Creatine is an amazing supplement. I’d go as far as saying it’s the single best performance enhancing supplement you can legally buy. It’s well researched, safe and inexpensive. So how does it work, and which creatine is the best?
I’m not going to pump you full of hard-to-understand science, so don’t worry. I want you to fully understand how creatine works in the simplest terms possible.
What is Creatine?
Creatine is a compound made by the body and stored almost entirely (95%) in muscle tissue. We also get creatine through eating red meat and seafood.
Specifically, it is stored in our muscle tissue as creatine phosphate (phosphocreatine).
It’s not by mistake that our body makes and stores creatine phosphate in muscle tissue. It is one chemical reaction away from making what is known as ATP (Adenosine Triphosphate), which is essentially the molecule that is like gasoline to a car.
It’s All About Energy
For muscles to perform movement, energy is required. The human body is an incredible machine, able to create energy from several different pathways (energy systems):
- Aerobic: Oxygen, carbohydrate and fats are used to create ATP. This is a slow and efficient method of producing energy. Think of jogging a slow 5 miles, or sitting and reading this article.
- Anaerobic: Carbohydrates (glucose) are broken down without oxygen to create ATP (energy). Think of sprinting for 30-60 seconds.
- Phosphocreatine: Creatine is directly converted into ATP via a one-step chemical reaction. Think of performing 3 heavy reps on the bench press, or performing a short, max effort sprint.
All energy pathways lead to the production of ATP, which is the final compound needed to create a muscular contraction.
The phosphocreatine system is used for immediate, high intensity effort generally lasting less than 10 seconds. Beyond this short burst, this system cannot continue to produce energy.
Supplementing With Creatine
If we already make creatine in our own body and consume it through food, why should we supplement with it?
Our bodies will naturally produce around 1g/day. Even with the additional creatine consumed in our diet, this is not enough to fully saturate the muscle.
Supplementing has been shown to increase muscle saturation of phosphocreatine by 20-40% or more, to the point that the muscle is fully saturated.
That additional creatine in your muscle tissue will allow you to lift heavier weight for more reps throughout your workout. There is simply more immediate energy available for explosive activity.
Effects of Supplementation
Studies show that Creatine supplementation can lead to:
- Maximum power and strength increases of up to 15%
- Improved Sprint Performance
- Amplified effects of resistance training on strength and muscle mass
- Improved neurological function in both young and old people
- Improvements in fat free mass/body composition
- Improved recovery
Buy it in Bulk
Creatine is generally an inexpensive supplement, which is awesome because it’s one that actually works.
I highly recommend using Bulk Supplements. You can get pure ingredients, get much more of them, and for a cheaper price than at the store or on amazon. You can get 500g of creatine for around $16!
Which Creatine is the Best?
Being the most widely studied supplement of all time, one thing we do know is that creatine works.
There are several different forms of creatine available on the market today, most of which proclaim themselves to be the superior version.
However, studies continue to show that most of these different versions do not outperform plain old creatine monohydrate (the most common form).
One exception to this may be Creatine Hydrochloride (HCL).
Creatine HCL is far more water soluble than creatine monohydrate, meaning you can use less of it and get the same benefits.
One study showed that 1.5g/day of creatine HCL resulted in the same benefits as supplementing with the standard dose of 5g/day of creatine monohydrate.
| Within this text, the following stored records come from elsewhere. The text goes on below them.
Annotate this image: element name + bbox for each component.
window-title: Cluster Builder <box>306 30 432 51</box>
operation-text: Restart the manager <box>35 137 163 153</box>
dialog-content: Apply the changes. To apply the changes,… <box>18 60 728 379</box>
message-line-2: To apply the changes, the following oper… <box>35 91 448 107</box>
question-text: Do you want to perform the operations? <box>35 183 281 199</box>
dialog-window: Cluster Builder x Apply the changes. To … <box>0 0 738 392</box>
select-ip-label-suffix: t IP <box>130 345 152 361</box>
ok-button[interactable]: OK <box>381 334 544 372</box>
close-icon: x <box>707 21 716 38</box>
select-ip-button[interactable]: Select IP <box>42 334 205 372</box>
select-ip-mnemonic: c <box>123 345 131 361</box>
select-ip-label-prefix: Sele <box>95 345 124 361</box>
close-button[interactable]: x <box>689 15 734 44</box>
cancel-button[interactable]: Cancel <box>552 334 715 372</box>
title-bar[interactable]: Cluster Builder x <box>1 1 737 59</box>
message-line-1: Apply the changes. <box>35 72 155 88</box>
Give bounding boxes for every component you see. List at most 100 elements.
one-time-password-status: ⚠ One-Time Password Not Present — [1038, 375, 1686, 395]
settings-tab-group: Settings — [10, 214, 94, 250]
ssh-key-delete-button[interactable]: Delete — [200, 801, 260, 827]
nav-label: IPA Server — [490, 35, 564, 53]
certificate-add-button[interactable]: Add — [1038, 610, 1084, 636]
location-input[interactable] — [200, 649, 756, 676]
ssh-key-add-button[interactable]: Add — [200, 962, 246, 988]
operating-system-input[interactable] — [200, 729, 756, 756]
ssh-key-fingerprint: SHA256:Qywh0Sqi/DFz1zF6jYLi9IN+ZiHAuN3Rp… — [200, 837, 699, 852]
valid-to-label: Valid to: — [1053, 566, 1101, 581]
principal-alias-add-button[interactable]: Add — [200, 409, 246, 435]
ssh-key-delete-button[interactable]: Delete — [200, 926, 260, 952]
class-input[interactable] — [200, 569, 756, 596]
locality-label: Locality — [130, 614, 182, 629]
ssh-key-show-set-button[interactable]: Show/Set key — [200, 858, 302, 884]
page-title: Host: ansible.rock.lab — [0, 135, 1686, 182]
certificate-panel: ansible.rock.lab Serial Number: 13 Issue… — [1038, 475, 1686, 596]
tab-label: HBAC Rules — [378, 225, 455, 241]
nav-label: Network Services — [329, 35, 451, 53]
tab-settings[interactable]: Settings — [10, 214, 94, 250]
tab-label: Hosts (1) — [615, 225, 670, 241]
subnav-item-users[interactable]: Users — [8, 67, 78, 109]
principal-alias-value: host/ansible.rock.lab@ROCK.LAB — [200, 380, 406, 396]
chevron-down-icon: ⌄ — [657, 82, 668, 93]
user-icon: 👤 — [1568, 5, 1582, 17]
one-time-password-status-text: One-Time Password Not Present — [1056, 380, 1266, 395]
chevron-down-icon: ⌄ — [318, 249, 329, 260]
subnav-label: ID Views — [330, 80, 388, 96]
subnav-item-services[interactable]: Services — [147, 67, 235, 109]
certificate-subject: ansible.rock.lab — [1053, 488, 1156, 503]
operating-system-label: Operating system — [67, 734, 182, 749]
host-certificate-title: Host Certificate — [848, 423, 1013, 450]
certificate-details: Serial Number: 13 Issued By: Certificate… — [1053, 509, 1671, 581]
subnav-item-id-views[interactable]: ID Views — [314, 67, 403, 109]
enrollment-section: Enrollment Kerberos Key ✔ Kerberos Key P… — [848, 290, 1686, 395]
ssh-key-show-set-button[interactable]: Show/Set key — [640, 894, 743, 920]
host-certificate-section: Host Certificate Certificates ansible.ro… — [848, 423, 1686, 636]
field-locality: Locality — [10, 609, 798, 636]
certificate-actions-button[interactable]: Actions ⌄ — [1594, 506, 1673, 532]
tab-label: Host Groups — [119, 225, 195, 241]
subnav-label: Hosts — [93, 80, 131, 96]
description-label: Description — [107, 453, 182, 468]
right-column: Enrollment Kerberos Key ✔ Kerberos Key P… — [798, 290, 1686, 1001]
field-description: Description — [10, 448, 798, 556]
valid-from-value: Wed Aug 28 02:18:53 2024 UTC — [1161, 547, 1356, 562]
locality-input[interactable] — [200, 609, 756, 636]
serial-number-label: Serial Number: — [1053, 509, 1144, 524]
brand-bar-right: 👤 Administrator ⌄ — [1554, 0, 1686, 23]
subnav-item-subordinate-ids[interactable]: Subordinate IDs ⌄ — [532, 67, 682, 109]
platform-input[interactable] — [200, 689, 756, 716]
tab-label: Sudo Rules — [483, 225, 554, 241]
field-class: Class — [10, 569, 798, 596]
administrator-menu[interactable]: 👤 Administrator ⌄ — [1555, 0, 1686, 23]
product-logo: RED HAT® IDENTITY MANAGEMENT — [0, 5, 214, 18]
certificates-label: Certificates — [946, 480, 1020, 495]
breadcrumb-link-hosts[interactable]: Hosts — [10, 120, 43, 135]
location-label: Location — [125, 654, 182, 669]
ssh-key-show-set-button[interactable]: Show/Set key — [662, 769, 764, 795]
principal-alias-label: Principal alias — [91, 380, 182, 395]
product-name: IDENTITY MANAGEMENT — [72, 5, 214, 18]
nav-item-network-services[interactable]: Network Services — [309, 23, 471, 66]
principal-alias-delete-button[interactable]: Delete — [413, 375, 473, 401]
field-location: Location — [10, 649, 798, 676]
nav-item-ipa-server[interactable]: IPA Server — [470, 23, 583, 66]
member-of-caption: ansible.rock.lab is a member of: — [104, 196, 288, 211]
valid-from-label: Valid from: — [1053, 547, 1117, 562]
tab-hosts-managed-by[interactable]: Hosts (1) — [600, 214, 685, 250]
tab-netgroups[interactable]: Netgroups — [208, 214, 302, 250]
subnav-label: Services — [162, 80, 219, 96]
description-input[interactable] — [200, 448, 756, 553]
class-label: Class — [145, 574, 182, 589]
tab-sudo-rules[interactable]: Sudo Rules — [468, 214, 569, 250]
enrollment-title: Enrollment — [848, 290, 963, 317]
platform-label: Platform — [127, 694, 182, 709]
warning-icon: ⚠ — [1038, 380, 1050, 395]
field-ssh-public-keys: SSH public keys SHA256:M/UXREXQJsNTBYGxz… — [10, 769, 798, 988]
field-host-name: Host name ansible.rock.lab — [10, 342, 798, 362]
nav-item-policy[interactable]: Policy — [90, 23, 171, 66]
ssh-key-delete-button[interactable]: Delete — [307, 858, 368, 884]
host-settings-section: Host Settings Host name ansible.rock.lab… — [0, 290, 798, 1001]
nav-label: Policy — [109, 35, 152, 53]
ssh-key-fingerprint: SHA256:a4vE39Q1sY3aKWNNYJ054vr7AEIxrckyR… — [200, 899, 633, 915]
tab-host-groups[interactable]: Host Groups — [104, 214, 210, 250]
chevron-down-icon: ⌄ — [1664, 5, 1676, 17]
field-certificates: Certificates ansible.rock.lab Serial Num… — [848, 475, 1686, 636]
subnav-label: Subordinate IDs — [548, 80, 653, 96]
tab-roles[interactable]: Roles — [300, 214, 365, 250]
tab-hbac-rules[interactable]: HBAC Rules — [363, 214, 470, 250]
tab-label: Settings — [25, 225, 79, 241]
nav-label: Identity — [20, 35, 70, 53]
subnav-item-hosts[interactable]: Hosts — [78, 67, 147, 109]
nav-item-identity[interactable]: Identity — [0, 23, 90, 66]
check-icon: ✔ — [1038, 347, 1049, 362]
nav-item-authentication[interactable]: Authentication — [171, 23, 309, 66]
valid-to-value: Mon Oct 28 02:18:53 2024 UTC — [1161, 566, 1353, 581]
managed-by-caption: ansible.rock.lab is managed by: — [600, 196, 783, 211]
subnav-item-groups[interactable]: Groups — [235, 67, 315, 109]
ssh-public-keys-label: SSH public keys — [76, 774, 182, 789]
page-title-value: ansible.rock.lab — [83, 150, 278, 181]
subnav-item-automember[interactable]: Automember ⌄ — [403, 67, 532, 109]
The study also found that supplementing with the HCL version led to larger improvements in lean body mass, without the water retention normally caused by monohydrate.
Bottom Line: The two best creatines to take are creatine monohydrate and creatine HCL. There is evidence that creatine HCL may have additional benefit when it comes to lean body mass, but both will certainly make you stronger and help you gain muscle.
How to Supplement with Creatine Properly
Research shows that the optimal way to take creatine is to “load” it for at least 4 days – 1 week by taking 20g/day split up into 4 doses. After that, take 5g/day as a maintenance dose to maintain muscle creatine saturation.
It’s important to take it every day to ensure you maintain levels of muscle saturation. Like so many other things, consistency is important.
It really doesn’t matter when you take it. Most people prefer either before or after their workout, mostly as a matter of making it a habit. You should take it every day, even on the days you do not work out.
Note: This article contains affiliate links to products I believe in and use. They come at no additional cost to you, and are listed for your benefit.
Creatine works, and I hope I’ve helped shed some light on how exactly it can benefit you. Research shows that creatine monohydrate and creatine HCL are the two best types, and both can give you results.
I hope you found this helpful, and as always, I hope it helped you get a little closer to that best version of YOU!